On Monday, the (non-Aboriginal) funeral that we were in town for took place. Suffice to say, that in the grand tradition of employment at such occasions of vastly inappropriate songs executed on the pan pipes, we were treated to ‘You Light Up My Life’. At the end of the service, the minister asked us if we would like to say a few words in front of the coffin, an opportunity that we declined. Aside from the out-and-out discomfiture it would have involved, this practice seemed a prime example of shutting the stable door after the horse has bolted.

While going through my aunt’s things, I came across several unopened boxes of extremely strong prescription eye drops, all of which I saw fit to take home with me, even though both my mother and my boyfriend have warned that they will probably send me blind immediately. Best of all, though, I found a superb Kelvinator booklet from, I would guess, the early seventies, called ‘how to use and enjoy a freezer’ and, yes, the title is all in lower case. The photograph on the front cover features a group of people whose relationship is difficult to determine: two women and three men, all of whom are in early to late middle age. They have a luscious spread before them of a potato salad, a fruit salad, white bread rolls, a cheesecake and an apple pie, and one of the men is carving a barbecued chicken. It appears that all this bounty has somehow come to them directly from the freezer.

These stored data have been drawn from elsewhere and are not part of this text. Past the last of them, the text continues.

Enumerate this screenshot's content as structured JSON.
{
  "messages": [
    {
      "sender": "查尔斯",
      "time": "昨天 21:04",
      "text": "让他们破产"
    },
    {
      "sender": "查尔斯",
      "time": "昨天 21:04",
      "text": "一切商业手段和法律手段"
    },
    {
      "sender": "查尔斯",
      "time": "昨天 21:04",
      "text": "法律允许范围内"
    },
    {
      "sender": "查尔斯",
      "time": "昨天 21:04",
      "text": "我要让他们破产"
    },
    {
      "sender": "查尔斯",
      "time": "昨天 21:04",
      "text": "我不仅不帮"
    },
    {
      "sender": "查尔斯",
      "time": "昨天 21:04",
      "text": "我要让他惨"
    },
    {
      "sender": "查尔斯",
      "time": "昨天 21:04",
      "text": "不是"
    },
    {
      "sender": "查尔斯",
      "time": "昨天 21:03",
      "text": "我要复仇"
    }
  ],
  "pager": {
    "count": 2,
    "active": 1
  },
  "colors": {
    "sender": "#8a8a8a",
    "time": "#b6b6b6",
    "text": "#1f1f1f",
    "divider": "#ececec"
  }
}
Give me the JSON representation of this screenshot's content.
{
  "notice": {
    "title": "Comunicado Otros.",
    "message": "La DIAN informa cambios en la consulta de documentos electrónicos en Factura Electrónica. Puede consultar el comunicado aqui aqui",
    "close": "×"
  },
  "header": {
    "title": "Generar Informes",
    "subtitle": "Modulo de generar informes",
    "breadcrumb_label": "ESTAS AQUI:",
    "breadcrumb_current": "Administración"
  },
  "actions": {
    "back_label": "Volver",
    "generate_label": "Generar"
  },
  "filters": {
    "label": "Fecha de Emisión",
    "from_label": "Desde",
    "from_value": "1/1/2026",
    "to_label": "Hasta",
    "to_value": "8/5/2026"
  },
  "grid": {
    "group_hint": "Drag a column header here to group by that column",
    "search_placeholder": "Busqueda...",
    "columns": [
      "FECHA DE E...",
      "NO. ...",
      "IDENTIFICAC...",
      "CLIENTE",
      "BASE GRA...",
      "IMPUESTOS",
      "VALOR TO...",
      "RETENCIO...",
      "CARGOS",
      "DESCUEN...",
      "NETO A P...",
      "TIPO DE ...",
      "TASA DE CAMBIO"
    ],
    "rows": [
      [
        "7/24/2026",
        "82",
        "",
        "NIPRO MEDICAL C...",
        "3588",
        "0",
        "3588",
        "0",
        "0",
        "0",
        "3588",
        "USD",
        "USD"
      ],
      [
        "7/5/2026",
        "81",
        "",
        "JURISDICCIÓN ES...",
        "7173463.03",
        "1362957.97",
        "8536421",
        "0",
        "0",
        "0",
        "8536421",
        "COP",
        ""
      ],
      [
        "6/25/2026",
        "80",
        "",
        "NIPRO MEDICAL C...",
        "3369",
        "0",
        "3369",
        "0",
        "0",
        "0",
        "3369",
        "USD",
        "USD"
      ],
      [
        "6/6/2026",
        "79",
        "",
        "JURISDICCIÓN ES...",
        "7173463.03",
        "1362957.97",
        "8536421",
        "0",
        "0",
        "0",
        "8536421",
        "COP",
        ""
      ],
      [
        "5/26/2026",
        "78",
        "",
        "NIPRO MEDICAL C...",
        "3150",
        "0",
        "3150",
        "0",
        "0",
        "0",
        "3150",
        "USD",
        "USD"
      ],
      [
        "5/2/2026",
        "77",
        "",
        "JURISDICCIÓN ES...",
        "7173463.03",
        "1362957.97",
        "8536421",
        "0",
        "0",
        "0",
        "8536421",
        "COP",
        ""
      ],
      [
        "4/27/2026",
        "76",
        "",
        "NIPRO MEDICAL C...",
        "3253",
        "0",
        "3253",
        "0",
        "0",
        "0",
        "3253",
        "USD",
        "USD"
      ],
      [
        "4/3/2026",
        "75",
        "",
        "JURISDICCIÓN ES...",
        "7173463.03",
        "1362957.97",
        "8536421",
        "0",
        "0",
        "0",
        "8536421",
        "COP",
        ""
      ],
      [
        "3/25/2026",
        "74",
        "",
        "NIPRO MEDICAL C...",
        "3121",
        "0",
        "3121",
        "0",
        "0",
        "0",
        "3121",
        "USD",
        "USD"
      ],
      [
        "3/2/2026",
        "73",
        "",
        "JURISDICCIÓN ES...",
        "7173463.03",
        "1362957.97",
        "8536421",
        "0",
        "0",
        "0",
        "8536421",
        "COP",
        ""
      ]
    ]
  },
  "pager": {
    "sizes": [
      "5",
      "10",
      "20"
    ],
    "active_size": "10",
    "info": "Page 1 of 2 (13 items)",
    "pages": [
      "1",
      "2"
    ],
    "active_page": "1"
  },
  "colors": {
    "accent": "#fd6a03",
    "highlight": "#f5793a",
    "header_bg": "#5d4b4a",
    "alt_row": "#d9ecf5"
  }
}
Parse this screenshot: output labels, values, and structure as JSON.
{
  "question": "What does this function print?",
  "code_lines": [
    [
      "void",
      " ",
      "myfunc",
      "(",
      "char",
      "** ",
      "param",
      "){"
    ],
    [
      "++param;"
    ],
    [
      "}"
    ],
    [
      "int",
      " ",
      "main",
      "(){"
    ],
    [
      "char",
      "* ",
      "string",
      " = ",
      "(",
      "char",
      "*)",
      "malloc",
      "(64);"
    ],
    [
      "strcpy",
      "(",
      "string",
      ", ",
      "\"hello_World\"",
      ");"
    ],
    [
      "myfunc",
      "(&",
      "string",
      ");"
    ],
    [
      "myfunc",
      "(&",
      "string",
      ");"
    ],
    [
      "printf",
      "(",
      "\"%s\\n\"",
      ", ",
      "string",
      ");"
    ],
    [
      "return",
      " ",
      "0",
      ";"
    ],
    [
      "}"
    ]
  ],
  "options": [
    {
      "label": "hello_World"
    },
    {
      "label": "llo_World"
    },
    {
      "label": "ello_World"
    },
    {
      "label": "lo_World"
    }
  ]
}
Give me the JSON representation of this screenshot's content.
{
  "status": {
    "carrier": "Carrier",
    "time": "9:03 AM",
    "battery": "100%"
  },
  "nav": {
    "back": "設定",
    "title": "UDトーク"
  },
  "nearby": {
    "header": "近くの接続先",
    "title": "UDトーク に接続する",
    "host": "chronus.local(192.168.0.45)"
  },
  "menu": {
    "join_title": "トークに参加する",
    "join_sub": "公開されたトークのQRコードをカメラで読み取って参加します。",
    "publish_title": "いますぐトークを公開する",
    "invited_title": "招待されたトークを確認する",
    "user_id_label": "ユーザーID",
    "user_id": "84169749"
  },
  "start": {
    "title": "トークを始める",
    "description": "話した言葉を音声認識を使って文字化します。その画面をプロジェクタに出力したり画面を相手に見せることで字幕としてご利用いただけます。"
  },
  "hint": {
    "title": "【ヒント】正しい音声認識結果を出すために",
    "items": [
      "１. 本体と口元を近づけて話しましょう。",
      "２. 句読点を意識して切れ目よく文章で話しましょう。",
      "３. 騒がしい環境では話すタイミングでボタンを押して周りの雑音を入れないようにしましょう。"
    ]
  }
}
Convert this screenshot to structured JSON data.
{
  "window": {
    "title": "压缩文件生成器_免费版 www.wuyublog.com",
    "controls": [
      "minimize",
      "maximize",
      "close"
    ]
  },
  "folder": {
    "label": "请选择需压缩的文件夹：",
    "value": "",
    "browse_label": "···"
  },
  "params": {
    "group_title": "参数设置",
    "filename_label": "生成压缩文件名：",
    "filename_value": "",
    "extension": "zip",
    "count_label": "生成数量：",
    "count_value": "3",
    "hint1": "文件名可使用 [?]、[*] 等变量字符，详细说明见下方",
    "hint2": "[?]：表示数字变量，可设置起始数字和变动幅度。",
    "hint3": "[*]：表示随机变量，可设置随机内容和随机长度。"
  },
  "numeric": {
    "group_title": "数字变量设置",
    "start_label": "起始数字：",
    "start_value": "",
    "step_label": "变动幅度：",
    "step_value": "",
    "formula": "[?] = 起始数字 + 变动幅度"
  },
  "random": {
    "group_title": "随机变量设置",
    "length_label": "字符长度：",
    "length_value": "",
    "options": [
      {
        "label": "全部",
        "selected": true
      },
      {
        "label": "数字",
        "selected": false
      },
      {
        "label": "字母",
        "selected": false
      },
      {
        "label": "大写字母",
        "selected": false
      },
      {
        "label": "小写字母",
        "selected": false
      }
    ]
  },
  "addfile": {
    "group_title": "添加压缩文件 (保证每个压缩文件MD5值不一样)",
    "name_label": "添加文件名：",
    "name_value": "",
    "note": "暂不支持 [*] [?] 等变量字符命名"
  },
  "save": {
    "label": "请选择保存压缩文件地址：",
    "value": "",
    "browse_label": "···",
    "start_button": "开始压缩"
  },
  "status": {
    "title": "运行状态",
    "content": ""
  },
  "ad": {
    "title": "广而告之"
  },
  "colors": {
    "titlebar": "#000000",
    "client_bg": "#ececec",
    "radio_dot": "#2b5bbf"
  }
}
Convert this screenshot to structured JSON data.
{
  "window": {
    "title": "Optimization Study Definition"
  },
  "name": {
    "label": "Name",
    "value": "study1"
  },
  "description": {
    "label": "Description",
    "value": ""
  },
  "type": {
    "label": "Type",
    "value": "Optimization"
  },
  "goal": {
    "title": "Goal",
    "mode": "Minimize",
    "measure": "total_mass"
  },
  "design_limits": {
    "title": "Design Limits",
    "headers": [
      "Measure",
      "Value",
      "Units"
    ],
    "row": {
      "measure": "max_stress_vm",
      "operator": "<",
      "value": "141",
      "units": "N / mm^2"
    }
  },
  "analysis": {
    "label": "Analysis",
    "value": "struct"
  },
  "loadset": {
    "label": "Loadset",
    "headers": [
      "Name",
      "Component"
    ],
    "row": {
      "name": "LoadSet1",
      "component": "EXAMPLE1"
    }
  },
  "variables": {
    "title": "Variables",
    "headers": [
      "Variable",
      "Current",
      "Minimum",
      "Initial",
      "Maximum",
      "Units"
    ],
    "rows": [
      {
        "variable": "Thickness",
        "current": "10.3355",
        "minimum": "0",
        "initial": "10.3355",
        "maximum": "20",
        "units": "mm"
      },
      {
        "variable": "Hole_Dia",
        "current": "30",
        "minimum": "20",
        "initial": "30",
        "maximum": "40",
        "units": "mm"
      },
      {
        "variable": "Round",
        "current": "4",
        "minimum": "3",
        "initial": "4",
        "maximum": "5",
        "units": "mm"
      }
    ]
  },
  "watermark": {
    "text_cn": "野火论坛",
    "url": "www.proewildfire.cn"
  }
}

Brimming with random capitalisation, the booklet’s prose leaves one in no doubt that, as it confidently states, ‘owning a freezer is like having a supermarket in your own home’, but cautions that ‘you could be disappointed’ if you attempt to freeze cooked white of egg, or aspic. It has valuable hints on preparing and freezing your pets’ food in advance, but, strangely, its author feels the need to state that ‘no member of the family will object to feeding the pets’.

Perhaps the best part, though, is the section ‘Let your freezer take all the pain out of entertaining’. It comments that ‘everyone admires the poised, unruffled hostess’ but, while recommending that you treat your guests to iced coffee, made from leftover coffee ‘from the last three or four days’, warns that the adorning cream must be whipped into rosettes in advance, as ‘Nothing sounds worse than the muffled whirr from the kitchen of an electric or handbeater whipping the cream when guests are present!’ The booklet’s author thus goes from giving details on how to store and carve an entire lamb, to approximating the voice of Joan Crawford in her comprehensively bonkers etiquette book, My Way of Life.

The morning before leaving to return to the city, I purchased breakfast from the only café in existence anywhere near where we were staying. I ordered a simple meal of toasted banana bread and coffee. Now, it was all delicious, and the staff could not have been nicer, but I do wish that things in the country would not operate at such a leisurely pace. I was the only customer in there and I could have got financial backing for a remake of New York, New York in the time it took them to hand over the food.

It appears from this incident that people in rural areas think that our time on earth is infinite. Of course, having just been to a funeral, I am feeling particularly cognisant of the fact that it is not. What’s more, it is sobering to think that the bell could be tolling sooner rather than later for me if I get what I deserve and have some kind of massive allergic reaction to the purloined eye drops.